SYDNEY: The Australian and New Zealand dollars extended losses on Monday as Asian stocks slid amid uncertainties in the US presidential race and as China’s surprise decision to cut interest rates weighed on the yuan.
The Aussie hit a three-week low of $0.6662 before paring some losses to be down 0.1% at $0.6673.
It had tumbled 1.5% last week, with support now at $0.6667.
The kiwi dollar hit a fresh two-month low of $0.5999, after dropping 1.8% last week to breach key support at the 200-day moving average of $0.6078.

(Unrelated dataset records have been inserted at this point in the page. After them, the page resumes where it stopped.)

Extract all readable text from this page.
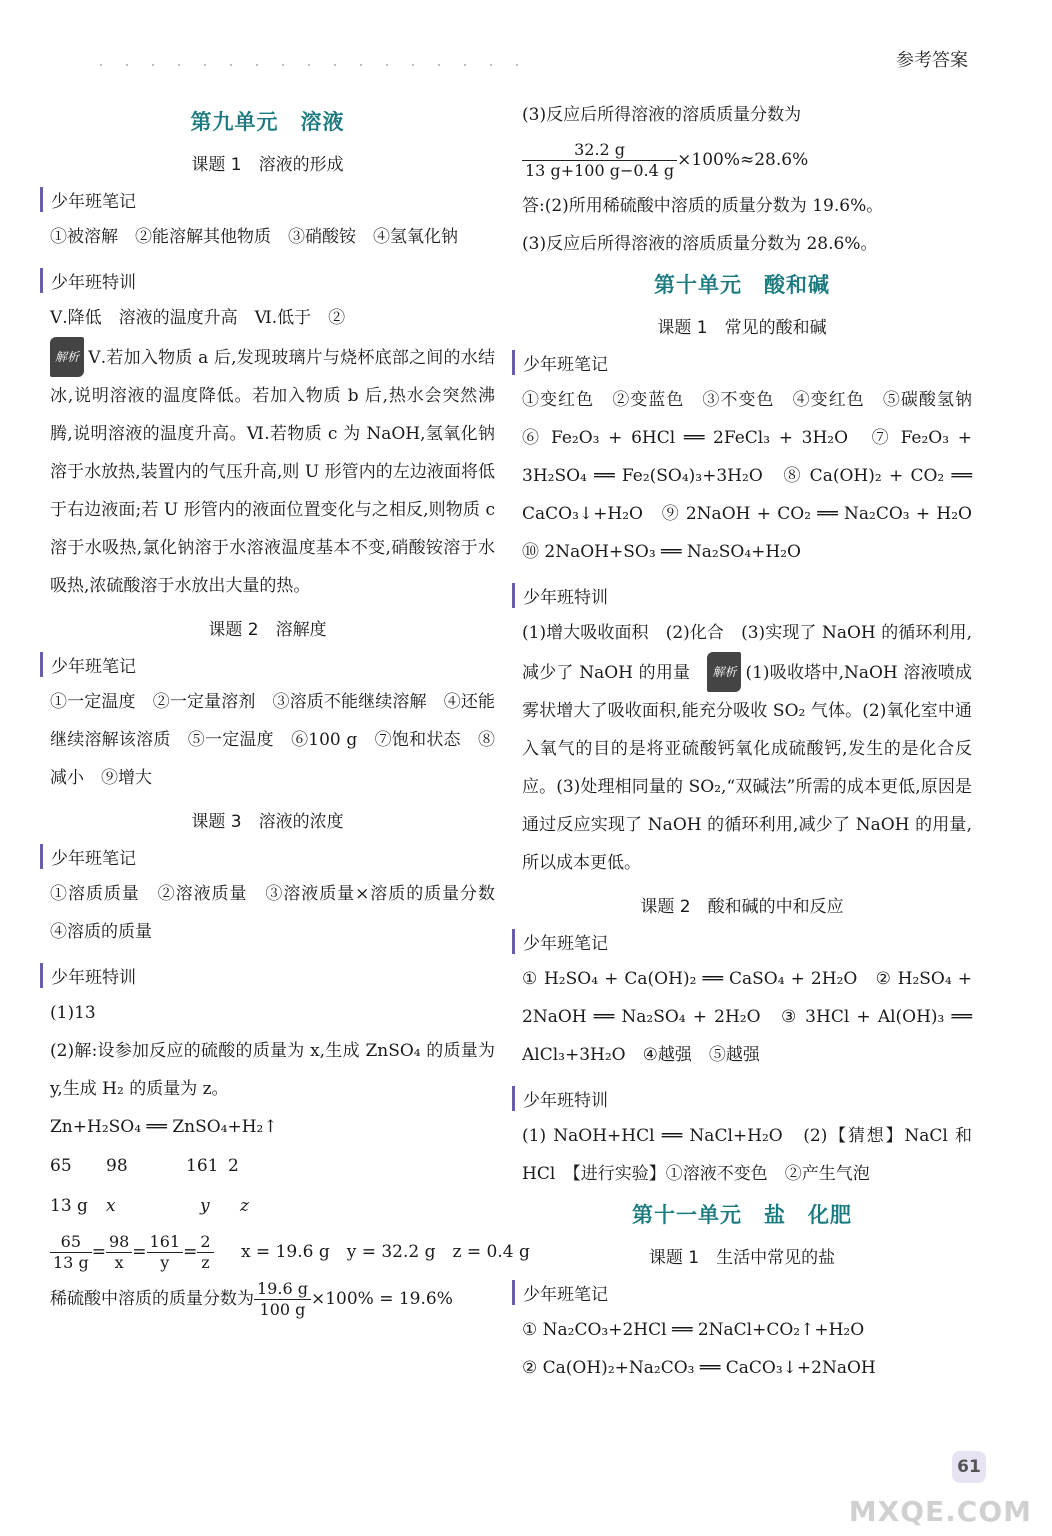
参考答案
第九单元　溶液
课题 1　溶液的形成
少年班笔记

①被溶解　②能溶解其他物质　③硝酸铵　④氢氧化钠

少年班特训

Ⅴ.降低　溶液的温度升高　Ⅵ.低于　②

解析 Ⅴ.若加入物质 a 后,发现玻璃片与烧杯底部之间的水结冰,说明溶液的温度降低。若加入物质 b 后,热水会突然沸腾,说明溶液的温度升高。Ⅵ.若物质 c 为 NaOH,氢氧化钠溶于水放热,装置内的气压升高,则 U 形管内的左边液面将低于右边液面;若 U 形管内的液面位置变化与之相反,则物质 c 溶于水吸热,氯化钠溶于水溶液温度基本不变,硝酸铵溶于水吸热,浓硫酸溶于水放出大量的热。

课题 2　溶解度
少年班笔记

①一定温度　②一定量溶剂　③溶质不能继续溶解　④还能继续溶解该溶质　⑤一定温度　⑥100 g　⑦饱和状态　⑧减小　⑨增大

课题 3　溶液的浓度
少年班笔记

①溶质质量　②溶液质量　③溶液质量×溶质的质量分数　④溶质的质量

少年班特训

(1)13

(2)解:设参加反应的硫酸的质量为 x,生成 ZnSO₄ 的质量为 y,生成 H₂ 的质量为 z。

Zn+H₂SO₄ ══ ZnSO₄+H₂↑
65	98	161 2
13 g	x	y	z
$\frac{65}{13 g} = \frac{98}{x} = \frac{161}{y} = \frac{2}{z}$ x = 19.6 g　y = 32.2 g　z = 0.4 g
稀硫酸中溶质的质量分数为 $\frac{19.6 g}{100 g} \times 100\% = 19.6\%$

(3)反应后所得溶液的溶质质量分数为

$\frac{32.2 g}{13 g+100 g-0.4 g} \times 100\%\approx 28.6\%$

答:(2)所用稀硫酸中溶质的质量分数为 19.6%。

(3)反应后所得溶液的溶质质量分数为 28.6%。

第十单元　酸和碱
课题 1　常见的酸和碱
少年班笔记

①变红色　②变蓝色　③不变色　④变红色　⑤碳酸氢钠　⑥ Fe₂O₃ + 6HCl ══ 2FeCl₃ + 3H₂O　⑦ Fe₂O₃ + 3H₂SO₄ ══ Fe₂(SO₄)₃+3H₂O　⑧ Ca(OH)₂ + CO₂ ══ CaCO₃↓+H₂O　⑨ 2NaOH + CO₂ ══ Na₂CO₃ + H₂O　⑩ 2NaOH+SO₃ ══ Na₂SO₄+H₂O

少年班特训

(1)增大吸收面积　(2)化合　(3)实现了 NaOH 的循环利用,减少了 NaOH 的用量　 解析 (1)吸收塔中,NaOH 溶液喷成雾状增大了吸收面积,能充分吸收 SO₂ 气体。(2)氧化室中通入氧气的目的是将亚硫酸钙氧化成硫酸钙,发生的是化合反应。(3)处理相同量的 SO₂,“双碱法”所需的成本更低,原因是通过反应实现了 NaOH 的循环利用,减少了 NaOH 的用量,所以成本更低。

课题 2　酸和碱的中和反应
少年班笔记

① H₂SO₄ + Ca(OH)₂ ══ CaSO₄ + 2H₂O　② H₂SO₄ + 2NaOH ══ Na₂SO₄ + 2H₂O　③ 3HCl + Al(OH)₃ ══ AlCl₃+3H₂O　④越强　⑤越强

少年班特训

(1) NaOH+HCl ══ NaCl+H₂O　(2)【猜想】NaCl 和 HCl　【进行实验】①溶液不变色　②产生气泡

第十一单元　盐　化肥
课题 1　生活中常见的盐
少年班笔记

① Na₂CO₃+2HCl ══ 2NaCl+CO₂↑+H₂O

② Ca(OH)₂+Na₂CO₃ ══ CaCO₃↓+2NaOH

61
MXQE.COM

The initial reaction to US President Joe Biden’s decision to drop out of the presidential race has been muted, but Asia’s tech stocks extended Wall Street’s drop on Friday, while a broad market benchmark, the MSCI ex-Japan index, was down as much as 1%.

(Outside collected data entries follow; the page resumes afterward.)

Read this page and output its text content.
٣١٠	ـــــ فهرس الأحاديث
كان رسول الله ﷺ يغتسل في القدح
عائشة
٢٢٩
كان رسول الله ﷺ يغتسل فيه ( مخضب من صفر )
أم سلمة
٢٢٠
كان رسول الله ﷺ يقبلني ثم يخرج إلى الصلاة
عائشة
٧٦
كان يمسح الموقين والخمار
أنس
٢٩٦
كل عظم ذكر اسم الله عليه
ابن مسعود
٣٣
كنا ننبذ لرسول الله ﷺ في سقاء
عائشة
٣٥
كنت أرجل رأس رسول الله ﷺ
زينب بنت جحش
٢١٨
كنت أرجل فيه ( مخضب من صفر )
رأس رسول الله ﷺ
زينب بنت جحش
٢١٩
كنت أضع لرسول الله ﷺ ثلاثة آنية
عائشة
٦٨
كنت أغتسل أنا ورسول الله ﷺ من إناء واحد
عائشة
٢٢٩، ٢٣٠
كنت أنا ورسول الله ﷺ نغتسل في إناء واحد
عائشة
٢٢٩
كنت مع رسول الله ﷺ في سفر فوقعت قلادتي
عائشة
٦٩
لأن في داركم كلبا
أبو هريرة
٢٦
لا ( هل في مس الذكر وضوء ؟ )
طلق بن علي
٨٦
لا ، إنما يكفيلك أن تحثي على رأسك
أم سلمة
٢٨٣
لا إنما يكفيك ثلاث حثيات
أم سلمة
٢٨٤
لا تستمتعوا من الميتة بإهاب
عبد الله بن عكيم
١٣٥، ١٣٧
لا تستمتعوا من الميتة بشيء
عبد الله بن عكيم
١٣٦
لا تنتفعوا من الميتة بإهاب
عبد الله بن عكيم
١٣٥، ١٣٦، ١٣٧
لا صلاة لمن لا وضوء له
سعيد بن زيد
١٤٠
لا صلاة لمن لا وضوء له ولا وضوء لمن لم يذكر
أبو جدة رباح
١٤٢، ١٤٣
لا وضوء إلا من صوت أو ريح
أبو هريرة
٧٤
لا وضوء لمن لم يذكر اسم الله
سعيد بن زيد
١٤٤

China’s surprise announcement to cut short- and long-term interest rates also drove the Chinese yuan lower.
The offshore yuan eased to 7.2915 per dollar, from Friday’s close of 7.2839.
The antipodean dollars are often sold as liquid proxies for the yuan for their countries’ economic reliance on the Chinese market.
Australia, NZ dollars eye weekly losses
Zhaopeng Xing, an analyst at ANZ, said China’s rate cut was prompted by its report last week that second-quarter GDP came in lower-than-expected below 5%.
“We cannot rule out another cut in Q4 if Q3 GDP remains below 5%. The slowing momentum will likely continue for the rest of this year,” Xing said.
The soft outlook for the Chinese economy, absent of major stimulus measures, has sent copper and iron prices sliding, another weight on the Australian dollar.
There are no major data releases this week out of Australia or New Zealand.
Swaps currently imply a 20% probability that Australia could hike interest rates next month.
In New Zealand, the chance is 50-50 for a rate cut in August.